In retrospect, it can’t be entirely surprising SWIR and other Internet of Things names struggling — most new technologies have been run through the same wringer.

That is, a new idea drives stocks higher based on a mere premise, then disappointing results drive those related stocks lower again, and finally when the product AND the market are ready to move forward together, success is achieved and those stocks start to move higher again … this time for good. Solar power, 3D printers, genome sequencing and rare earth metals are just a few of the industries with stocks that have been through the boom-then-bust cycle.
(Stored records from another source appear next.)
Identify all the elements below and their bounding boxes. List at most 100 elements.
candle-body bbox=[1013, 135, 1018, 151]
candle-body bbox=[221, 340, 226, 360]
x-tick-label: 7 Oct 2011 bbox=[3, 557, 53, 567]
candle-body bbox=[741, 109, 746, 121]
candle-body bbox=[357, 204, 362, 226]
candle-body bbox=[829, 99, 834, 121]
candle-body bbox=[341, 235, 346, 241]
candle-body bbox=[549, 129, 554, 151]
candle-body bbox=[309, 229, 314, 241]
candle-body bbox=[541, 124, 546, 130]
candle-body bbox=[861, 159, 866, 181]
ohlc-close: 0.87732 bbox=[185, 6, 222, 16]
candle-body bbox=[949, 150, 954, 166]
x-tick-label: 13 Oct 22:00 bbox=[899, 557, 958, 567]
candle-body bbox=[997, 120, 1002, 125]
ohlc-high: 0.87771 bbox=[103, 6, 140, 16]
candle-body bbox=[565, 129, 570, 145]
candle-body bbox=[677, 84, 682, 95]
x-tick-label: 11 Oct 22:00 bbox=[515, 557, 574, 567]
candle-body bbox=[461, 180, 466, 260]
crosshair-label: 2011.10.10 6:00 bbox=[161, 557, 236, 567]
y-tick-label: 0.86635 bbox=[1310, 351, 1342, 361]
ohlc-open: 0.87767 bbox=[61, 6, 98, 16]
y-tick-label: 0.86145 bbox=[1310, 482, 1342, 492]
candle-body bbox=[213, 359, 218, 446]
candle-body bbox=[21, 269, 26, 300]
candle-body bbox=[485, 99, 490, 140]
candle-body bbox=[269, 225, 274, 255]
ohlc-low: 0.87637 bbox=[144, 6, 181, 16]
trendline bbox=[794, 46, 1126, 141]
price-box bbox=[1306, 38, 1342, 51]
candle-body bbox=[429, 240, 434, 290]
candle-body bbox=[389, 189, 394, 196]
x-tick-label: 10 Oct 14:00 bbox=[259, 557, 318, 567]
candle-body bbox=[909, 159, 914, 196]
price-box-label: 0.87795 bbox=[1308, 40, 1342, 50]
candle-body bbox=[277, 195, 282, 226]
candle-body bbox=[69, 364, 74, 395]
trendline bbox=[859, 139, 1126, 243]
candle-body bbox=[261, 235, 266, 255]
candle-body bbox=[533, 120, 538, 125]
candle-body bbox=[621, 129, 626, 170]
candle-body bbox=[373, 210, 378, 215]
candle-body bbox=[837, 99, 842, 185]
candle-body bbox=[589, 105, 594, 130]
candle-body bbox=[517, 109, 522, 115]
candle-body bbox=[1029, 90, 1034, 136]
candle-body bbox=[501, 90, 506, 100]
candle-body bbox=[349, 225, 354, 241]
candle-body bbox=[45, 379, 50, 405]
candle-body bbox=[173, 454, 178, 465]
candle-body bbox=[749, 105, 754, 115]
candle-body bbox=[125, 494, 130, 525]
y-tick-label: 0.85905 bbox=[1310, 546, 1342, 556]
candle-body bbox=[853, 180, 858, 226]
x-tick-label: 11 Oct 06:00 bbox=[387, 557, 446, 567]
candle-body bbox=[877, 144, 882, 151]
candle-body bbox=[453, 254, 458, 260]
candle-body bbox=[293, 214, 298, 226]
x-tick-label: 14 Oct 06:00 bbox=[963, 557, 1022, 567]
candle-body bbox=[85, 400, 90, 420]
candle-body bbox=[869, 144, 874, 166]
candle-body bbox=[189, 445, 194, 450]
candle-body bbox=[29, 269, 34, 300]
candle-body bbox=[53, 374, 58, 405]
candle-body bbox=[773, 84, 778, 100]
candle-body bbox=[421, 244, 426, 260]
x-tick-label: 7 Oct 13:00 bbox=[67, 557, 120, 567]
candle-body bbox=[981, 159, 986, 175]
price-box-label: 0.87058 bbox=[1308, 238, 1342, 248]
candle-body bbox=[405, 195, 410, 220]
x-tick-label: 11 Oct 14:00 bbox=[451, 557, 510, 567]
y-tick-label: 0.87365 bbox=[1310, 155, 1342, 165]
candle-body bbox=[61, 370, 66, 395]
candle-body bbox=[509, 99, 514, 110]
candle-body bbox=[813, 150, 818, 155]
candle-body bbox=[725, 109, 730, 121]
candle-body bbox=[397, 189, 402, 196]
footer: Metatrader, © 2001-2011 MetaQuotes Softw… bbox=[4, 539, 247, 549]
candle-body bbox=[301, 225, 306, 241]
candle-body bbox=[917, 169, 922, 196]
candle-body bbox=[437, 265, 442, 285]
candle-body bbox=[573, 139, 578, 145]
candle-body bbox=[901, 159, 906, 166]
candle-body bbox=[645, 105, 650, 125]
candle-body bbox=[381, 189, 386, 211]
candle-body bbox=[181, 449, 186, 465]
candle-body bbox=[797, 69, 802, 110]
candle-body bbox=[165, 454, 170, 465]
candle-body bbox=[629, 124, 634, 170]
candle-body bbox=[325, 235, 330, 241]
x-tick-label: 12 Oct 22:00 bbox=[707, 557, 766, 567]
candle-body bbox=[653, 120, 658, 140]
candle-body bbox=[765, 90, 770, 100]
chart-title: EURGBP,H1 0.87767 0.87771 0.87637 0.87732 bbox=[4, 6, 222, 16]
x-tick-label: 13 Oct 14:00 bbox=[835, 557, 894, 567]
All of them are now viable, or are en route to viability.

Sierra Wireless and other Internet of Things stocks look destined to follow the same path.

The good news is, we’re at least pretty well into the bust phase.

As for when the IoT business will finally make fiscal sense, nobody has a crystal ball. The aforementioned TEKsystems report on the adoption of IoT served up some pretty telling statistics, however. It noted that of the IT businesses it asked, only about 42% of them were in early talks regarding the implementation of IoT technologies, and only 17% had deployed actual IoT technologies.

That’s a start, but it’s not much. It could be a while before the business of IoT is really humming for technology suppliers.

Nevertheless, SWIR remains one of the better plays for when that time comes.

As of this writing, James Brumley did not hold a position in any of the aforementioned securities.